1. mu_g and eps_mu_g are the shape of the number of groups. So in my first attempt, I only use pm.Flat for the params that are not group specific, so mu, tau, and sigma. When sampling the the posterior predictive, I found that the distribution was the same for all groups since no group specific information is being used. It confused me at first but makes perfect sense now. I thought that maybe some information would leak in from the backend but I realized I never told PyMC where to look. This is because my non-centered param eps_mu_g_new did not have the same name so the variable did not conflict with anything in the original inference data.

2. In my second attempt I still used pm.Flat for mu, sigma, and tau, but this time I explicitly defined eps_mu_g_new to have mu/sigma that were taken directly from the inference data summary. New groups were assigned mu=0 and sigma=3. Now the model was able to use that previously learned information, but after the fact I realized that this still does not mean that the model sees the group specific params in the original inference data.

3. In this attempt, I used an entirely new model and did not use pm.Flat. All of the variables were assigned values of mu and sigma that were taken from the inference data summary and new values were the same mu=0 and sigma=3 from above. In this case I was able to fully sample the new model since pm.Flat was not used for defining any of the variables.

4. In the last attempt I followed the example from pymc labs where I use the old variable names and pm.Flat to tell the model to look at the inference data for existing groups and then defined a new variable for new groups. Those were then concatenated and then indexed by group number like usual.

Obviously (1) does not yield meaningful predictions on new groups since no group specific information carries over. Interestingly (or perhaps not to others), (2-4) gave me nearly identical predictions within each group.

One thing that I am concerned about is how models (2) and (4) can see any of the new data other than the group it belongs to. What I mean is that since we only sample the posterior predictive, the only value being used is the one used to index the mu_g param. The raw data for new groups is completely unobserved. In example (3), we sample a completely new model and all data are passed in as observed when defining the mean of the observed variable, y_obs.

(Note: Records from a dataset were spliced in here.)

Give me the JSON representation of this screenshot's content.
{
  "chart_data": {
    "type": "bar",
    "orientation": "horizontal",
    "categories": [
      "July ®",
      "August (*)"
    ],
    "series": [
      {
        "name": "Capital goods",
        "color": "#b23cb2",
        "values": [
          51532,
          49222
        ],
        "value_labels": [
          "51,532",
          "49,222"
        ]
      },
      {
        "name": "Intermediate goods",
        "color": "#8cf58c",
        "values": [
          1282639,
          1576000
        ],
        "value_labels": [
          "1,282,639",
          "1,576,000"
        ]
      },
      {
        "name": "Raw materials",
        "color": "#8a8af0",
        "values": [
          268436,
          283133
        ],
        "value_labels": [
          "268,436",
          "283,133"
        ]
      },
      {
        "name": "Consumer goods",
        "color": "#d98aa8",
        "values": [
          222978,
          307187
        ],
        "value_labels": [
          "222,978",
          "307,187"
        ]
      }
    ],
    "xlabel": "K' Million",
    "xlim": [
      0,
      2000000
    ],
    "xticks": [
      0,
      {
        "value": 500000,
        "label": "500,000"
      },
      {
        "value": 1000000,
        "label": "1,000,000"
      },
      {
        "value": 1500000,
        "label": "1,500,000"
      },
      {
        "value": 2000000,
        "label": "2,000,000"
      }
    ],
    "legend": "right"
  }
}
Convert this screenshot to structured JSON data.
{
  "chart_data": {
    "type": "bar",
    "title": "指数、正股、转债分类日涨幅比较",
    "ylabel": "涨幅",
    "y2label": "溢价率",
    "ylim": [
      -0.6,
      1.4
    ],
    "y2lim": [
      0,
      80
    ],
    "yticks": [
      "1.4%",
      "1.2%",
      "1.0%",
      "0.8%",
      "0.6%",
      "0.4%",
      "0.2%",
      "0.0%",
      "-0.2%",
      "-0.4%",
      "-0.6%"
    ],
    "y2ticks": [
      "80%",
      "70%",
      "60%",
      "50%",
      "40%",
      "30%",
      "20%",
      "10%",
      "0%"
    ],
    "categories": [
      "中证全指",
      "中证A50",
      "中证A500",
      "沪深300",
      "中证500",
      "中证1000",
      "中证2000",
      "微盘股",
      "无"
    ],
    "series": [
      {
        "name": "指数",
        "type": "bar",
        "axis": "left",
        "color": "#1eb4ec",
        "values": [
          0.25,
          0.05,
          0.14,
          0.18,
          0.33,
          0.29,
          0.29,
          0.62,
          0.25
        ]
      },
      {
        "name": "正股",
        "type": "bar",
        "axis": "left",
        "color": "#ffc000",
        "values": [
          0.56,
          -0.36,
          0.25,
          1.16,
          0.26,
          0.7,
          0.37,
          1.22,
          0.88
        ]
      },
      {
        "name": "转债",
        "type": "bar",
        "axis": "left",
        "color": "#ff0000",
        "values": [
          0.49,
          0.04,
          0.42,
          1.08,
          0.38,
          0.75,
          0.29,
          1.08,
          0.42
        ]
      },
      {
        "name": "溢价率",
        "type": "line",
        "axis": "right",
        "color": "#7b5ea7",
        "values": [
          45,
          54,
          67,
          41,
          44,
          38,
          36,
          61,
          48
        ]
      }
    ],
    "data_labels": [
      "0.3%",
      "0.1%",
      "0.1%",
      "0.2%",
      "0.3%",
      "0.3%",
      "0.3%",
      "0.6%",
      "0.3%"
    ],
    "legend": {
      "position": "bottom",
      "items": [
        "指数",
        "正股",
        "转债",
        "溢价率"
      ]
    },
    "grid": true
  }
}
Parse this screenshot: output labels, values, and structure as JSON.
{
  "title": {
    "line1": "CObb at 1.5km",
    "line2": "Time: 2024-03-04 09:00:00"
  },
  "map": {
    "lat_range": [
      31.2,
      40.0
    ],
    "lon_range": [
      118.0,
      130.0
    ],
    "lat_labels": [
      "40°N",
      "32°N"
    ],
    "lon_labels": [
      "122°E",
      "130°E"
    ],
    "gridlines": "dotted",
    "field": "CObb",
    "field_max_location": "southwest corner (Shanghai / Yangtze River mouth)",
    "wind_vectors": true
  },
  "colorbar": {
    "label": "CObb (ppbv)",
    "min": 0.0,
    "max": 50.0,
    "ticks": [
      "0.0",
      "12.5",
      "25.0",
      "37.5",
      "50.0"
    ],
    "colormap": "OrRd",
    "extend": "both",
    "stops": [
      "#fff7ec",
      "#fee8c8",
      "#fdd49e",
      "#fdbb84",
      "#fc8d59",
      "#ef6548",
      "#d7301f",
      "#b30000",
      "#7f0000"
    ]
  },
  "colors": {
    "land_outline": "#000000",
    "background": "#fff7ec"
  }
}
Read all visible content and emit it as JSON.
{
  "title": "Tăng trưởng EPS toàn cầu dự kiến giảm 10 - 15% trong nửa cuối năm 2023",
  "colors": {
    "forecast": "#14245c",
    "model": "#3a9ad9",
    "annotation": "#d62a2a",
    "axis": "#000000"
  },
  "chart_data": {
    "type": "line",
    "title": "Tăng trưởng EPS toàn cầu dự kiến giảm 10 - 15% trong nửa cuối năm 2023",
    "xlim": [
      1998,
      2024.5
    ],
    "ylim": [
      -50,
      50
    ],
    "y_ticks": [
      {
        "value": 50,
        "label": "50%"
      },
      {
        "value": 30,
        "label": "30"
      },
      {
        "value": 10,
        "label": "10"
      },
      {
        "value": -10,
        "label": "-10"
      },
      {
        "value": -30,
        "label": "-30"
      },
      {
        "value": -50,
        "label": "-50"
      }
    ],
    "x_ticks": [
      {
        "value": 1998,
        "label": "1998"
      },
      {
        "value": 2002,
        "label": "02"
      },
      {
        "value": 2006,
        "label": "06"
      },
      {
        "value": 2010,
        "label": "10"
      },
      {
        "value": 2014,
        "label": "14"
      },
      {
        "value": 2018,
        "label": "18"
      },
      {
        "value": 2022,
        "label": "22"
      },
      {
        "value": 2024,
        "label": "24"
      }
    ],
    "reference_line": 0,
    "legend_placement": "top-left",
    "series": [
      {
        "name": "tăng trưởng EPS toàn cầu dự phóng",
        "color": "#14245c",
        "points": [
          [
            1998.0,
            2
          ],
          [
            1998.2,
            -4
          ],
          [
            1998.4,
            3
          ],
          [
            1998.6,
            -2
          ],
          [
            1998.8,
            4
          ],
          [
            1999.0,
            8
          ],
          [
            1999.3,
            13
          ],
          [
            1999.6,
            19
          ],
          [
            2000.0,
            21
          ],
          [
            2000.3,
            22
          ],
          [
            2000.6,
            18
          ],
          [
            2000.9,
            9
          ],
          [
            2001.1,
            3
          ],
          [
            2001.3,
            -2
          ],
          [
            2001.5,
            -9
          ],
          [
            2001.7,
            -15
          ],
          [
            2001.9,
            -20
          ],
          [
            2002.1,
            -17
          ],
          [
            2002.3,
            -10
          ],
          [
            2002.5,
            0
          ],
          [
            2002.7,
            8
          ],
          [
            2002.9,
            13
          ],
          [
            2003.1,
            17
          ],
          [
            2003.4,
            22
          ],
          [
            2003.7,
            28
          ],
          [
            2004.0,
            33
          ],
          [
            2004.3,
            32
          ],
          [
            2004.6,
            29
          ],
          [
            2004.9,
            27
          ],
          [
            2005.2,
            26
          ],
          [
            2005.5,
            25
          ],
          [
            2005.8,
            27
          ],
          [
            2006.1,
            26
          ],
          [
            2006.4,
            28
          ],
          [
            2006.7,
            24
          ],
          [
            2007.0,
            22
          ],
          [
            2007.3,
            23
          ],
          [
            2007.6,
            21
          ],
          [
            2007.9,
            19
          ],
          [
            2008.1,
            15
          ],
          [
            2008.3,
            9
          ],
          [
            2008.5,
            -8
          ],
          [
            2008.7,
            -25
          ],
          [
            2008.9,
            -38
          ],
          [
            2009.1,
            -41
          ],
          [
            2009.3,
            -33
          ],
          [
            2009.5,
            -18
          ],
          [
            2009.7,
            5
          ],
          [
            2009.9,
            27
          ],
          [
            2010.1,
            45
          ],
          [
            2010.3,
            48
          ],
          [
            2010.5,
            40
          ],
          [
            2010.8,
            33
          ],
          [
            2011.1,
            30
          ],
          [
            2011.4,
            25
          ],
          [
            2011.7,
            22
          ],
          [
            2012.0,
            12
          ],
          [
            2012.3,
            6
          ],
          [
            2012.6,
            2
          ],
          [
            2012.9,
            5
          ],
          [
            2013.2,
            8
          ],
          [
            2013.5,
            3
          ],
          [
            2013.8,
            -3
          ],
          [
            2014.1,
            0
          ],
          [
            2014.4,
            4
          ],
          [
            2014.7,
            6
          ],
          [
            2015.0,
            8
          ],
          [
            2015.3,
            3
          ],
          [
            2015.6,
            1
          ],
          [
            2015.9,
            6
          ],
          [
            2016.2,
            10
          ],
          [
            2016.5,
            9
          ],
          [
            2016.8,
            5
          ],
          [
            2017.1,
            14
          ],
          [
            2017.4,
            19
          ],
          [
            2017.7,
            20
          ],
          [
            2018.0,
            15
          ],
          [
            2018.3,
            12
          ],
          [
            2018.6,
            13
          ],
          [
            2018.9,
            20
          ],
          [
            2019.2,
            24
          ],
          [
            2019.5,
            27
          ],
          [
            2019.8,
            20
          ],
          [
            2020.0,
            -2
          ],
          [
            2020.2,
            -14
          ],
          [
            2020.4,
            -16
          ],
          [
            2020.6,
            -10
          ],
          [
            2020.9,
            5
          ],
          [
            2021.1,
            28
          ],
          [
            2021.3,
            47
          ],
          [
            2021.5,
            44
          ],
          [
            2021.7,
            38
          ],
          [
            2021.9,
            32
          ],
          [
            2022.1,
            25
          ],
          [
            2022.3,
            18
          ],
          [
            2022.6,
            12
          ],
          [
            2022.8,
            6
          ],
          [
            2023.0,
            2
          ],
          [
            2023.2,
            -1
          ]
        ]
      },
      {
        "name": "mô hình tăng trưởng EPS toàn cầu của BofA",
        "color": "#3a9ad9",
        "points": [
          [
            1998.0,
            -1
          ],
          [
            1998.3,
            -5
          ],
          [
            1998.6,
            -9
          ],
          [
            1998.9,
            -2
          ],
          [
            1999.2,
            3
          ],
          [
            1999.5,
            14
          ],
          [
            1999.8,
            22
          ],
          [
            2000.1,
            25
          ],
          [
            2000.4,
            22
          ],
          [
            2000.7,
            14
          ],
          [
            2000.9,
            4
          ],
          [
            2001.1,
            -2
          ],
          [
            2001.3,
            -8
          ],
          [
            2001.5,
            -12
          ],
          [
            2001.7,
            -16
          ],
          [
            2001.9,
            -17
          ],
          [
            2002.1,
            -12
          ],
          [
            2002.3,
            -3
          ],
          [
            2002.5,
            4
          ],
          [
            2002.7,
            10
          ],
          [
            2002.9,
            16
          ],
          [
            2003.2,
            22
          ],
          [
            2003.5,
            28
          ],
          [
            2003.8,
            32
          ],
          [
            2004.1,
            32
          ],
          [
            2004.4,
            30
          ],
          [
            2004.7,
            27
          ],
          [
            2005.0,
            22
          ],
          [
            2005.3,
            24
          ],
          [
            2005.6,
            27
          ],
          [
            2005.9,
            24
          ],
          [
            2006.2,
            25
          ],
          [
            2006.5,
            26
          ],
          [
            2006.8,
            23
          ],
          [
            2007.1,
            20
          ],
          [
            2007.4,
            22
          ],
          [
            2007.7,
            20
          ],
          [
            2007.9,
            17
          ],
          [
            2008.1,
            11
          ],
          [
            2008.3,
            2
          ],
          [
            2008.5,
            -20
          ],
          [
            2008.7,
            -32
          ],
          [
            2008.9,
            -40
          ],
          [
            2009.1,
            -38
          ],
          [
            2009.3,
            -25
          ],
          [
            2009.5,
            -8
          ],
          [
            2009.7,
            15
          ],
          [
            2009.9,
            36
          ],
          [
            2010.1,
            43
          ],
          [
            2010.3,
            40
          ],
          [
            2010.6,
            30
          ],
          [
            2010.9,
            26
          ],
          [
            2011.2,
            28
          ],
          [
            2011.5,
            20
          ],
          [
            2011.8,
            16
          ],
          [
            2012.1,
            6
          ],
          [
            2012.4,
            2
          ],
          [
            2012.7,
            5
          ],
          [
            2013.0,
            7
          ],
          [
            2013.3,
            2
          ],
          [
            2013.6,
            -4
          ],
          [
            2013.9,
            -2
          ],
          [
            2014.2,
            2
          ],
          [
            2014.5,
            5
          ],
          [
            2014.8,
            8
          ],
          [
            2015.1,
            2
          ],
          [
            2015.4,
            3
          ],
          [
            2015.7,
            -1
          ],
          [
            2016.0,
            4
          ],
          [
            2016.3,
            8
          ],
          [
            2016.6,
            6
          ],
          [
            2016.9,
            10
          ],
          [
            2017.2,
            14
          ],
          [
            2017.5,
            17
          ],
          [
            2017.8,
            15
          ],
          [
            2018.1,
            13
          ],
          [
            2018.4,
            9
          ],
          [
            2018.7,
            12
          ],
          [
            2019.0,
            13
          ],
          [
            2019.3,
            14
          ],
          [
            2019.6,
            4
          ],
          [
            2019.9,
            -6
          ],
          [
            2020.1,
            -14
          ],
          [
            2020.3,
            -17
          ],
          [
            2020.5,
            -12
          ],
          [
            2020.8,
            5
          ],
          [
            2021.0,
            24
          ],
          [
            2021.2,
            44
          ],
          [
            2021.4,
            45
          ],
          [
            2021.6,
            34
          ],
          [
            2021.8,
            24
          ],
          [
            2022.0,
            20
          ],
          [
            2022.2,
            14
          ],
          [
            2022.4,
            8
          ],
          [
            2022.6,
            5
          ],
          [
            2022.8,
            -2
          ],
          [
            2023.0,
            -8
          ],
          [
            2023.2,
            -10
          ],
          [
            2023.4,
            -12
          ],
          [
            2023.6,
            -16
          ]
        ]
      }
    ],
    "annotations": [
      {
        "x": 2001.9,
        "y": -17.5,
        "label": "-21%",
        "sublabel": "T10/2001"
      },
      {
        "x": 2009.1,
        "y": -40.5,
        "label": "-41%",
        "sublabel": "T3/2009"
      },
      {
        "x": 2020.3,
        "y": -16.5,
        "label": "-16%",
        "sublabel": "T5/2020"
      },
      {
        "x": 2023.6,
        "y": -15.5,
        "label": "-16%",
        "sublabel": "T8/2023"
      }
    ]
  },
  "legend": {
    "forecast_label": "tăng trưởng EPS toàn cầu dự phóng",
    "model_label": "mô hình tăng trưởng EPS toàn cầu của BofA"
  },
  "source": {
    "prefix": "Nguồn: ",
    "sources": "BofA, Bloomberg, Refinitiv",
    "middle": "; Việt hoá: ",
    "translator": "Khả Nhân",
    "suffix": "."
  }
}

I can see how (2) and (4) are advantageous when I only have some predicted group means for unseen groups where I can pass in the priors, such as the example from pymc labs. However, when I have actual observed data that comes in a later time, is the only way for the model to see the values of those observed data for me to train a new model and just use the summary of previous inference as priors in the new model? It feels like I am throwing away important information by just computing the mean/std of the results and then using those as priors.

I think in the case where I have few observations on new groups, the raw data will not matter much anyways since individual group means with insufficient data will be regressed to the pooled mean. However, I am more concerned about cases where I have new data that are sufficiently different from the group mean such that the group mean would be pulled away from the pooled mean if it were in the original sampling. However, I still want this new group to abide by the constraints imposed by the hierarchical model.

Thanks!

Sounds like you want to do inference about new groups not just predict potential new groups from the structure of your model. So you should probably rerun mcmc from scratch with the full data.

Sounds good. I guess it makes sense that if we have new data on new groups we should just use it directly. thanks!